VB: Whilst I cannot discuss this (our office move) yet, I can say that – like other bio-tech companies – it is imperative that the real estate space we occupy is conducive to the work we do whilst also being attractive to the retention of and acquisition of new talent within the bio-tech space.
JR: I know you recently spent a significant period of time researching and working in a biotech incubator in White City. What were your main takeaways from your time over here and how do you feel the bio-tech industry is in London compared to New York?
VB: The UK is an incredibly exciting ecosystem for biotechnology with the Golden Triangle (Cambridge, Oxford and London) driving research and innovation in synthetic biology. Moreover, with the innovative work being carried out in labs across this area, there is a lot to be learnt, as a synthetic biologist, from spending time in the UK. However, I think the difference is that in the U.S. risk tolerance is generally higher and cities like New York are being incredibly aggressive when it comes to attracting biotech. While the higher risk tolerance of U.S. investors is helping fuel innovation, I believe this is changing and European startups (in biotech or otherwise) are being seen as increasingly interesting investment opportunities.
The UK is an incredibly exciting ecosystem for biotechnology with the Golden Triangle driving research and innovation in synthetic biology.
JR: The last few years have been difficult for everyone due to the challenges Covid has bought about. However, as a young CEO of a high-growth startup, how have you been managing these challenges? Especially, in terms of in-person and remote working, as it is vital for your employees to physically be in your labs working.

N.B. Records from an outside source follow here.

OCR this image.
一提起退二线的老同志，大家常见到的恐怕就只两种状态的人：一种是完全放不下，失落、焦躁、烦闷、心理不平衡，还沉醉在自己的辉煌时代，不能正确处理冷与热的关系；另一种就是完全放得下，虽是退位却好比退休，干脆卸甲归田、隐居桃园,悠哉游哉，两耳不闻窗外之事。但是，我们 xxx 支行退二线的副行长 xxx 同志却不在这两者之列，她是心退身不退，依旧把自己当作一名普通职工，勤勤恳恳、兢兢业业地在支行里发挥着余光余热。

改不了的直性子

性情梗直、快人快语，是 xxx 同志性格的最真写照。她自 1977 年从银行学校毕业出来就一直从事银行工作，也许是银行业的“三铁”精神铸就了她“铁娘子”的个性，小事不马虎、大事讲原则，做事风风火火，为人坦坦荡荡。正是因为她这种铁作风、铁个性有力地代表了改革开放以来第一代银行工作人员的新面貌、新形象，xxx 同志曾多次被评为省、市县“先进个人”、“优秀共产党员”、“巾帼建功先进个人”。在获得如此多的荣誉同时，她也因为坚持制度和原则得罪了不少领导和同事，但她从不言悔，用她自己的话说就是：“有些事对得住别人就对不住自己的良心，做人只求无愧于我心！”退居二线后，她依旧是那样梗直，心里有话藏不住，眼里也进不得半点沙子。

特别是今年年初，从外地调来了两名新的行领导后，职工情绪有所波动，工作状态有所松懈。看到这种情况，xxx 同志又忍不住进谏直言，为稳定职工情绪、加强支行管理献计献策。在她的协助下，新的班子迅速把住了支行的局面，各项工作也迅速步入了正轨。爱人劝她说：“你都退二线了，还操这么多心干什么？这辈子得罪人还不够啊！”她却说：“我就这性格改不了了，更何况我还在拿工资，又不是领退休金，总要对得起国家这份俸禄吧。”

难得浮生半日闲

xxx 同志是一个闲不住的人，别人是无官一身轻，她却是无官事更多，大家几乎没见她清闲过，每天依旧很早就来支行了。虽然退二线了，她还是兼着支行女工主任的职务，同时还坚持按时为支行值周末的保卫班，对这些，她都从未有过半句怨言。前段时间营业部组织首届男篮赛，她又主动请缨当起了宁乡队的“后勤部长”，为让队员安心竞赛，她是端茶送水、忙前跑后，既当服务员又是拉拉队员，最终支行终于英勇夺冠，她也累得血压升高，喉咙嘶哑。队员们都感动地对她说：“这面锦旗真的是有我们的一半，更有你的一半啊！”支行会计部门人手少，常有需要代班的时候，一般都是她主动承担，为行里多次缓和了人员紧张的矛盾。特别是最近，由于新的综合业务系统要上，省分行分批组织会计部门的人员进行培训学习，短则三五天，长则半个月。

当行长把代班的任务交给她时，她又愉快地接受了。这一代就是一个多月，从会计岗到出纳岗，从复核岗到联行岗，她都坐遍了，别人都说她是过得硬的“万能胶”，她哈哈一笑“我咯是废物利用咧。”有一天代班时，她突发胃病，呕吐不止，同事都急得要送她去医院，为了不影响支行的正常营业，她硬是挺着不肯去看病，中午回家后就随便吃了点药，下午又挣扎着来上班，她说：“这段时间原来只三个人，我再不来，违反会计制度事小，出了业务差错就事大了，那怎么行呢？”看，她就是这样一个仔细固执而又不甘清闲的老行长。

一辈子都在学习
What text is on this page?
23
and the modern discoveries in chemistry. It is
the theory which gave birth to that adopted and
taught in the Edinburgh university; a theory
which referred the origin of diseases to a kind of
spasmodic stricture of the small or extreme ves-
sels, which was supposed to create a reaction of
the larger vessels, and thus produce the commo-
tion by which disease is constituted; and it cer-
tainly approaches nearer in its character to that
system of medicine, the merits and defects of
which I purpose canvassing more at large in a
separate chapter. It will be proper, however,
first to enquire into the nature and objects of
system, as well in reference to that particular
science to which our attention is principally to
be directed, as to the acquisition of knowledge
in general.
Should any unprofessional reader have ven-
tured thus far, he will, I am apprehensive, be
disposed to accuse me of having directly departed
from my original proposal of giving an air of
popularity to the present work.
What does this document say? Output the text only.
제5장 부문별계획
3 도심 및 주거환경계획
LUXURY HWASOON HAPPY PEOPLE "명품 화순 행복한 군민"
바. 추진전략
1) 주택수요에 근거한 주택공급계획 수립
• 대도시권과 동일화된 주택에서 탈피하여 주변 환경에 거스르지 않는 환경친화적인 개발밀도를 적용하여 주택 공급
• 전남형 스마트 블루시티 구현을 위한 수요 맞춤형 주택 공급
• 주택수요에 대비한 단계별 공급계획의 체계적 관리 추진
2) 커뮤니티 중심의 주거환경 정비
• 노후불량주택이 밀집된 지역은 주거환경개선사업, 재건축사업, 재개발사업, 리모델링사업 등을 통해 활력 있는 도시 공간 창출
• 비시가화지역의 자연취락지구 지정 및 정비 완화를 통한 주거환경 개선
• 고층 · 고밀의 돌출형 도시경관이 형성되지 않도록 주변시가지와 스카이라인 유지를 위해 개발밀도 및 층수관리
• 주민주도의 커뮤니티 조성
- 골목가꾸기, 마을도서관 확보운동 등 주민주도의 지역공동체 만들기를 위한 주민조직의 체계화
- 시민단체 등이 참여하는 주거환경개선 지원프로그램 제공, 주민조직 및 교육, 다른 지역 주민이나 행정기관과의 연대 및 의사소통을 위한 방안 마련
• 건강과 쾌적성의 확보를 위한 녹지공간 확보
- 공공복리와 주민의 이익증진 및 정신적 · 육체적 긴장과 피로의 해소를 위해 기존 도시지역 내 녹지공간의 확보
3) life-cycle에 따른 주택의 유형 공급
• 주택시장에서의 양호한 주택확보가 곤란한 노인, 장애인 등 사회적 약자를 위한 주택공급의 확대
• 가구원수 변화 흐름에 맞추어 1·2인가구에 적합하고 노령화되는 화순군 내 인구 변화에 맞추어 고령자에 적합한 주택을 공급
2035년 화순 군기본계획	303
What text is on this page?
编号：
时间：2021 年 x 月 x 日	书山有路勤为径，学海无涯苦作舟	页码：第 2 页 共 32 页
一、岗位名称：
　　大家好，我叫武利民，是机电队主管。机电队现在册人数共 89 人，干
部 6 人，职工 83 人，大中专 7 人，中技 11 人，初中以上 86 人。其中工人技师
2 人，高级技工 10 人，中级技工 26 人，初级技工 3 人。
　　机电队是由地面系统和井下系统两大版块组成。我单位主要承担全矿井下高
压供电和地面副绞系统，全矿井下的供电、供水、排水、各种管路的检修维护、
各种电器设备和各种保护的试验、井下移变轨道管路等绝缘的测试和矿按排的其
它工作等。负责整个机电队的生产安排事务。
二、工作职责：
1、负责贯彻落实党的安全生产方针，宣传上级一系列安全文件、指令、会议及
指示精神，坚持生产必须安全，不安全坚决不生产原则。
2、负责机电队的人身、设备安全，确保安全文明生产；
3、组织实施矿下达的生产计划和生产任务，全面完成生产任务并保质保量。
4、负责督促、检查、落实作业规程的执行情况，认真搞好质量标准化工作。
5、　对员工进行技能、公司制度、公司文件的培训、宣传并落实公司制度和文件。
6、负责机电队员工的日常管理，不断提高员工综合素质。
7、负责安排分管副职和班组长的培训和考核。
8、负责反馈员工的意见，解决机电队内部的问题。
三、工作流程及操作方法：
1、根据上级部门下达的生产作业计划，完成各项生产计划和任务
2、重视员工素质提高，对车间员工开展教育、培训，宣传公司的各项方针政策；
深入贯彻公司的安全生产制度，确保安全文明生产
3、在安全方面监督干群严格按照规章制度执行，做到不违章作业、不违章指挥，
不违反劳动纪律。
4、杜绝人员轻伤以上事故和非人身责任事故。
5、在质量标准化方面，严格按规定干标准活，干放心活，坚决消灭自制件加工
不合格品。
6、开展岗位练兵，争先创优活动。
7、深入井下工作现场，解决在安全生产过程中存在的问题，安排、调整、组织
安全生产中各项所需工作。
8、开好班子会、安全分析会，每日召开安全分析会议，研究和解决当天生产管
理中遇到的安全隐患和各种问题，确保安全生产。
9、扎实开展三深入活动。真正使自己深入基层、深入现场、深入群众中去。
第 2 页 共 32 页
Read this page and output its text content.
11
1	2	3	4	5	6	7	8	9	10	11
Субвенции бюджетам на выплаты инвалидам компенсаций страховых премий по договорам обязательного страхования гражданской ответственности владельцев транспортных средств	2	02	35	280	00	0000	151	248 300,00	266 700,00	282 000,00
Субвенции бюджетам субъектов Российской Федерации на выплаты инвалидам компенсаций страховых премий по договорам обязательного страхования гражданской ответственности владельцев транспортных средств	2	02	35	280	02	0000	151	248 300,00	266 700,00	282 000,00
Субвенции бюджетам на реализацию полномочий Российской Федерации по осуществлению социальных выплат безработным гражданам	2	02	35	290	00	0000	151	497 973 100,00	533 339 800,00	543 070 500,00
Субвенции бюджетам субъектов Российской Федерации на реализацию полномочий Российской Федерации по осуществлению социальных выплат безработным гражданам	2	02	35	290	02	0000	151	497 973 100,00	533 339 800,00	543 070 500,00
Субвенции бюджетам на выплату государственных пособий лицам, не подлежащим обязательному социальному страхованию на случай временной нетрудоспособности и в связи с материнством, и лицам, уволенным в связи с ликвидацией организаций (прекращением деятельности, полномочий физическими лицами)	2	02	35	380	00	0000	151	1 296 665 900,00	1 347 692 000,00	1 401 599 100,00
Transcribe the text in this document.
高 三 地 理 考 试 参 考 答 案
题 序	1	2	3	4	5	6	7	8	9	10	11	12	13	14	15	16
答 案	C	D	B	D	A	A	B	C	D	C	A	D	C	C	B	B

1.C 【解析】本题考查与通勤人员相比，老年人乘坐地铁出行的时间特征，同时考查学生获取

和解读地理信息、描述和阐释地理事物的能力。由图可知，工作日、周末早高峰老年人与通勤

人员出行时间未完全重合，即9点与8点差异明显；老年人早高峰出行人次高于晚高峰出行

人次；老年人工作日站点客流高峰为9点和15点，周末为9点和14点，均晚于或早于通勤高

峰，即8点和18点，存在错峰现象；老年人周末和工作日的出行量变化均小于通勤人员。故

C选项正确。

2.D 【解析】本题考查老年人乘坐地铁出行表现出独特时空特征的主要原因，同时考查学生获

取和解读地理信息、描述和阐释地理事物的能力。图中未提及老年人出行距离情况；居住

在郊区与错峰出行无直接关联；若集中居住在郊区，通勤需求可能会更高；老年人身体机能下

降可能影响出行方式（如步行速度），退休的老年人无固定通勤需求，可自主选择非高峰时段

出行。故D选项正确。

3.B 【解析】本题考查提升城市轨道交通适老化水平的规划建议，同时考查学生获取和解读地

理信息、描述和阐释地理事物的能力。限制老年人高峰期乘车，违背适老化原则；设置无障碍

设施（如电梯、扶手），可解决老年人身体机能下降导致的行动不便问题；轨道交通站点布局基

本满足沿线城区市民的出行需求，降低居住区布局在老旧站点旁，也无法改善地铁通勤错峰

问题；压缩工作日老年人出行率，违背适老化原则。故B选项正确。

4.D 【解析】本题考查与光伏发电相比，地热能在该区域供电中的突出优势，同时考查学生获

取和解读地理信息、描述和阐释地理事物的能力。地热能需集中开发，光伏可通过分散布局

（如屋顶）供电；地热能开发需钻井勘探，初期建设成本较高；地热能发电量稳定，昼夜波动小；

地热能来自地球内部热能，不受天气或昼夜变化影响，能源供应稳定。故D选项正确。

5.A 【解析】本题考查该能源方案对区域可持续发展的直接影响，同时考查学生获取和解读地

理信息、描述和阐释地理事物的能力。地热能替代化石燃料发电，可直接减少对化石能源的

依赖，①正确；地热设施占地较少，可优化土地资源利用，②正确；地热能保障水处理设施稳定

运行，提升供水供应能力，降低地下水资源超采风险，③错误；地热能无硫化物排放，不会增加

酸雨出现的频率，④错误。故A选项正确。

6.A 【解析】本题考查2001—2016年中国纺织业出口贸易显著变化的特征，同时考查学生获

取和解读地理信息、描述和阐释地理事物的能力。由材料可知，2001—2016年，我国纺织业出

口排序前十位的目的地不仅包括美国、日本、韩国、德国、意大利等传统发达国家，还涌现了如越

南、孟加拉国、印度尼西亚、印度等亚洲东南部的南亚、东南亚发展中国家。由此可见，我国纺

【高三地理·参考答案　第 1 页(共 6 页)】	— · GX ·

VB: Yes, it is vital for our operations that we had ‘boots in labs’ throughout the pandemic. Therefore, Aanika never shut down its operations during 2020 or 2021 but did implement covid protocols across the board. Moreover, thanks to our incredible team and their hard work, we actually grew through the pandemic whilst remaining hyper-focused on our safety and the safety of those around us. Furthermore, whilst also physically growing during the pandemic, we also secured a further $12m in Series A funding in December 2021 which will allow us to continue to expand our research and operations.